Comment Ricciardo a fini par retrouver le vrai Daniel
À quelques jours de son retour en Formule 1, Daniel Ricciardo est revenu sur ses six premiers mois chez Red Bull et comment il a progressivement retrouvé le goût de la discipline reine.
Huit mois après l'au revoir du Grand Prix d'Abu Dhabi 2022, le dernier qu'il disputait avec McLaren, Daniel Ricciardo va retrouver la Formule 1 en territoire connu puisqu'il va occuper le baquet de l'écurie AlphaTauri, structure avec laquelle il a couru en 2012 et 2013 quand elle s'appelait Toro Rosso.

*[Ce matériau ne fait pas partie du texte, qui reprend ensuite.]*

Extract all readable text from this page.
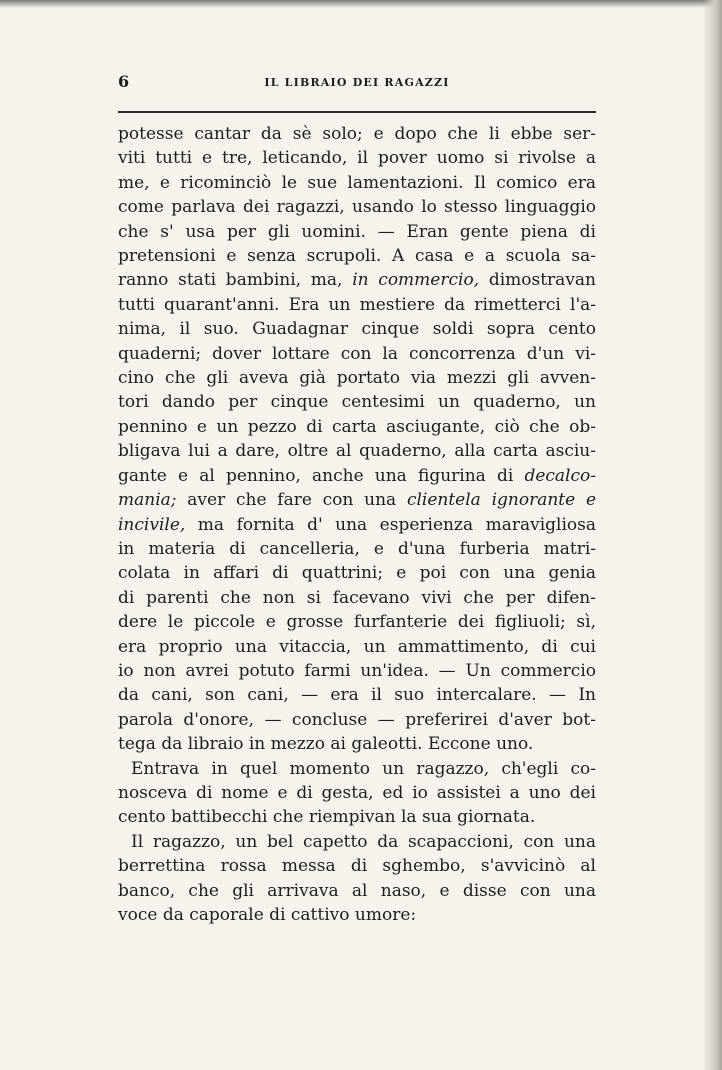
6	IL LIBRAIO DEI RAGAZZI
potesse cantar da sè solo; e dopo che li ebbe ser-
viti tutti e tre, leticando, il pover uomo si rivolse a
me, e ricominciò le sue lamentazioni. Il comico era
come parlava dei ragazzi, usando lo stesso linguaggio
che s' usa per gli uomini. — Eran gente piena di
pretensioni e senza scrupoli. A casa e a scuola sa-
ranno stati bambini, ma, in commercio, dimostravan
tutti quarant'anni. Era un mestiere da rimetterci l'a-
nima, il suo. Guadagnar cinque soldi sopra cento
quaderni; dover lottare con la concorrenza d'un vi-
cino che gli aveva già portato via mezzi gli avven-
tori dando per cinque centesimi un quaderno, un
pennino e un pezzo di carta asciugante, ciò che ob-
bligava lui a dare, oltre al quaderno, alla carta asciu-
gante e al pennino, anche una figurina di decalco-
mania; aver che fare con una clientela ignorante e
incivile, ma fornita d' una esperienza maravigliosa
in materia di cancelleria, e d'una furberia matri-
colata in affari di quattrini; e poi con una genia
di parenti che non si facevano vivi che per difen-
dere le piccole e grosse furfanterie dei figliuoli; sì,
era proprio una vitaccia, un ammattimento, di cui
io non avrei potuto farmi un'idea. — Un commercio
da cani, son cani, — era il suo intercalare. — In
parola d'onore, — concluse — preferirei d'aver bot-
tega da libraio in mezzo ai galeotti. Eccone uno.
Entrava in quel momento un ragazzo, ch'egli co-
nosceva di nome e di gesta, ed io assistei a uno dei
cento battibecchi che riempivan la sua giornata.
Il ragazzo, un bel capetto da scapaccioni, con una
berrettina rossa messa di sghembo, s'avvicinò al
banco, che gli arrivava al naso, e disse con una
voce da caporale di cattivo umore:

Le remplaçant de Nyck de Vries n'aura pas été absent très longtemps, mais semble revenir de loin tant la fin de saison 2022 l'avait vu traîner sa misère d'une épreuve à l'autre au volant d'une monoplace dont il peinait à prendre la mesure.
Évoquant, plus tôt dans l'année, le retour au bercail de l'Australien, qui avait trouvé refuge comme troisième pilote chez Red Bull Racing, Christian Horner avait ainsi déclaré ne pas l'avoir pas reconnu lors de ses premières séances de simulateur.
Dans le contexte de l'annonce de son retour, Ricciardo a toutefois expliqué qu'il avait commencé à se sentir à nouveau lui-même peu après : "Le retour chez Red Bull et l'accueil que j'ai reçu en réintégrant l'équipe m'ont un peu bouleversé, de manière positive."
"Après avoir fait quelques séances de simulateur, j'ai commencé à me sentir à nouveau moi-même. Et ça a en quelque sorte fait revenir le 'Daniel normal', à savoir que je suis retombé amoureux [de la F1] et que j'étais prêt à y retourner."
Dans ce processus, une visite au Super Bowl et quelques apparitions lors de Grands Prix du début de campagne 2023 ont définitivement ravivé la flamme : "C'est probablement au moment où je me suis rendu au Super Bowl, en me retrouvant dans un environnement compétitif, que j'ai commencé à retrouver certaines de ces sensations."
"Et je me suis dit que ces sensations n'avaient pas encore disparu, que j'adorerais être sous les projecteurs et être en compétition à ce moment-là. C'est là que tout a commencé à basculer. Je n'avais pas la bave aux lèvres à Melbourne, mais ça commençait à faire son chemin. À Monaco, je regardais les qualifications, qui étaient très spectaculaires. C'est là que j'ai vraiment commencé à me dire : 'Ah, ce serait vraiment sympa d'être dans une voiture ici'."